In sintesi, la fornitura di armi a uno Stato aggredito per attaccare lo Stato aggressore può essere legittima se avviene nel contesto dell’autodifesa, ma deve rispettare i principi del diritto internazionale, come la proporzionalità, la protezione dei civili e l’eventuale presenza di embargo o restrizioni internazionali.

In generale, la fornitura di armi a uno Stato aggredito da parte di terzi non equivale automaticamente a un atto di guerra o a un coinvolgimento diretto nel conflitto tra lo Stato aggredito e lo Stato aggressore. Tuttavia, ci sono alcune considerazioni e circostanze rilevanti:

1. Diritto di legittima difesa collettiva: ai sensi dell’Articolo 51 della Carta delle Nazioni Unite, uno Stato può chiedere aiuto militare da altri Stati in caso di aggressione. Se uno Stato terzo fornisce armi in risposta a una richiesta di aiuto, non significa automaticamente che quello Stato entri in guerra con l’aggressore, perché la fornitura di armi rientra nella legittima difesa collettiva.

  1. Distinzione tra aiuto militare e coinvolgimento diretto: fornire armi è generalmente considerato un “sostegno indiretto” piuttosto che un “coinvolgimento diretto” nel conflitto. Lo Stato aggressore potrebbe considerare ostile l’azione, ma dal punto di vista legale internazionale, l’atto di fornire armi non costituisce necessariamente un casus belli (motivo di guerra). Un conflitto armato tra gli Stati coinvolti nella fornitura di armi e lo Stato aggressore si verificherebbe solo se vi fosse un’azione militare diretta, come l’invio di truppe o attacchi diretti.

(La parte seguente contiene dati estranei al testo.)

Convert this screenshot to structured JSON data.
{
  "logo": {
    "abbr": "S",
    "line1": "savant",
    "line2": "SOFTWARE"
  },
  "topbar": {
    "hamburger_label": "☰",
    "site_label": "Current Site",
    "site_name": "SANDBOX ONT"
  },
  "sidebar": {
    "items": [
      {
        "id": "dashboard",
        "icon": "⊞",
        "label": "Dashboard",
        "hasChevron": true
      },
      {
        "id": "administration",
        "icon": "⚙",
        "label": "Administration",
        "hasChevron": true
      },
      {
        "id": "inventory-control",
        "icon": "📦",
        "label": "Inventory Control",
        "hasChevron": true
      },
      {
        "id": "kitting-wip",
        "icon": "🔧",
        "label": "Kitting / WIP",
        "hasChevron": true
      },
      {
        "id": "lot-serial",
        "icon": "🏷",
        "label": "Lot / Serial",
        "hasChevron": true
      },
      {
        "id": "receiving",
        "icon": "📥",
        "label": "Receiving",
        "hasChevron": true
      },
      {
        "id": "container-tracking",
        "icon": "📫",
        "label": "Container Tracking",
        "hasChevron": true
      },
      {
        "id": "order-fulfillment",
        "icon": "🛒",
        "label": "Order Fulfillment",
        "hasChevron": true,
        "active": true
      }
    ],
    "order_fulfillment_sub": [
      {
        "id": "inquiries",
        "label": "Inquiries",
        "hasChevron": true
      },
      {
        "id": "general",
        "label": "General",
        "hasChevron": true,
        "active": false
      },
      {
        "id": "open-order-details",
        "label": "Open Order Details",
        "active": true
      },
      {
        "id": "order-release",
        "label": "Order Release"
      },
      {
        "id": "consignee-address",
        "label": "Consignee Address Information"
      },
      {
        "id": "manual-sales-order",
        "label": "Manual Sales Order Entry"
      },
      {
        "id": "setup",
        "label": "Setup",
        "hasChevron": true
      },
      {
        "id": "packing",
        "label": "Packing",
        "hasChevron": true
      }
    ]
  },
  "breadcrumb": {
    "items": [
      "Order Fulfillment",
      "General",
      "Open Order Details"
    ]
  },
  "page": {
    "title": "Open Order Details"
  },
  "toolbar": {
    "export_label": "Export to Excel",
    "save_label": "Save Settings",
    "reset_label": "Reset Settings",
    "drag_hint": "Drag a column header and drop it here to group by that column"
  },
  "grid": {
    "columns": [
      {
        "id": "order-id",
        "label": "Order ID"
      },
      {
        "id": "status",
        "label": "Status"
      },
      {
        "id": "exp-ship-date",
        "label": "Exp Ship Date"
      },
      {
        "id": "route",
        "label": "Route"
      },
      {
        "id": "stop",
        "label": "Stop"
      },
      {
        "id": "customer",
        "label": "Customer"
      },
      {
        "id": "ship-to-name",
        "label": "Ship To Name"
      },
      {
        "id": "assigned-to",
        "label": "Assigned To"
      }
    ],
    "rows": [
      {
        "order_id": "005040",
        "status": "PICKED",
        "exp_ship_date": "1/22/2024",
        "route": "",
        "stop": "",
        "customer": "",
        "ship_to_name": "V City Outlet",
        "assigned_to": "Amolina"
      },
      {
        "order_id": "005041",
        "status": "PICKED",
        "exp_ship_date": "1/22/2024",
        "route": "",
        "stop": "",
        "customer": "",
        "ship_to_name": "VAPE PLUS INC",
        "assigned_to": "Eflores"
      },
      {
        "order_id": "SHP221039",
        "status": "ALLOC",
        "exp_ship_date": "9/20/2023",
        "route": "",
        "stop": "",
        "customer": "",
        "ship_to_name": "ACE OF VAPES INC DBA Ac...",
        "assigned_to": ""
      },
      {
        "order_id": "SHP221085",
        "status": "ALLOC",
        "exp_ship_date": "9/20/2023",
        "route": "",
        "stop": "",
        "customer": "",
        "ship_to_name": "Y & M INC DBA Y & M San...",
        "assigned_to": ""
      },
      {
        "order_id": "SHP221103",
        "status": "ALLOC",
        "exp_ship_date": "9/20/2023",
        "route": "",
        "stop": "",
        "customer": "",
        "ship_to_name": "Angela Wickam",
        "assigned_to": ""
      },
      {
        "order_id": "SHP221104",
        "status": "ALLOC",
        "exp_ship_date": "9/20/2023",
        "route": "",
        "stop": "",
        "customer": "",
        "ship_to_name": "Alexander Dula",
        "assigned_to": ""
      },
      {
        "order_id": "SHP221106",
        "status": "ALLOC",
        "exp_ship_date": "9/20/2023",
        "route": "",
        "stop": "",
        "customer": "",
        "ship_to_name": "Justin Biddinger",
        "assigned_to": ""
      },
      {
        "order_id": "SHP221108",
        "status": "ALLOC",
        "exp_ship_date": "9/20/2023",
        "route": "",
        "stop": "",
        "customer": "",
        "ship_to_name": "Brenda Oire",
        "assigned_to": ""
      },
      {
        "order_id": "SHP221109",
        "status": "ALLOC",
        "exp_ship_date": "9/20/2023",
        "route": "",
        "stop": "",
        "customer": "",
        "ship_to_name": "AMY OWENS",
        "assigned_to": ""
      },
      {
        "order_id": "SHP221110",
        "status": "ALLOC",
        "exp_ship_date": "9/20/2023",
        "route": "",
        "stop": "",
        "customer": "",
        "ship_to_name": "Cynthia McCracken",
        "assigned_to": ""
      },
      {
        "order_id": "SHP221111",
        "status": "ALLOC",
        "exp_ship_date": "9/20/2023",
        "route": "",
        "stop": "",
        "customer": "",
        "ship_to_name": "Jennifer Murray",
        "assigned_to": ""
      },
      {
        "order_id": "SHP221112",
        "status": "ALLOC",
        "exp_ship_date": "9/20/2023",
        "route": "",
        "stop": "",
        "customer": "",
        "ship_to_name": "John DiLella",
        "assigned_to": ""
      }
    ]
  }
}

  2. Rischio di escalation: sebbene la fornitura di armi non costituisca di per sé un atto di guerra, lo Stato aggressore potrebbe interpretare politicamente questa azione come una provocazione o un’aggressione indiretta. In casi estremi, potrebbe reagire con misure ostili, diplomatiche o addirittura militari, contro gli Stati fornitori. Tuttavia, queste reazioni sarebbero il risultato di una decisione politica dello Stato aggressore e non di una norma di diritto internazionale.

  3. Norme consuetudinarie: nella pratica internazionale, è comune che Stati terzi forniscano armi senza essere considerati in guerra con lo Stato contro cui tali armi vengono utilizzate. Per esempio, durante la Guerra Fredda, Stati Uniti e Unione Sovietica fornirono armi a Stati impegnati in conflitti contro Stati alleati dell’altra superpotenza, senza che ciò sfociasse in una guerra diretta tra di loro.

  4. Responsabilità dello Stato fornitore: in alcune circostanze, se le armi fornite vengono utilizzate in modo indiscriminato o per violare il diritto internazionale, lo Stato che le ha fornite potrebbe essere ritenuto responsabile di complicità in atti illeciti, ma ciò non implica automaticamente uno stato di guerra.

In sintesi, mentre la fornitura di armi a uno Stato aggredito potrebbe essere vista come un atto ostile dallo Stato aggressore, non implica automaticamente che ci sia uno stato di guerra tra lo Stato aggressore e gli Stati fornitori. La decisione di considerare questa azione come un atto di guerra dipenderebbe dalla reazione politica dello Stato aggressore, non da una norma giuridica prestabilita nel diritto internazionale.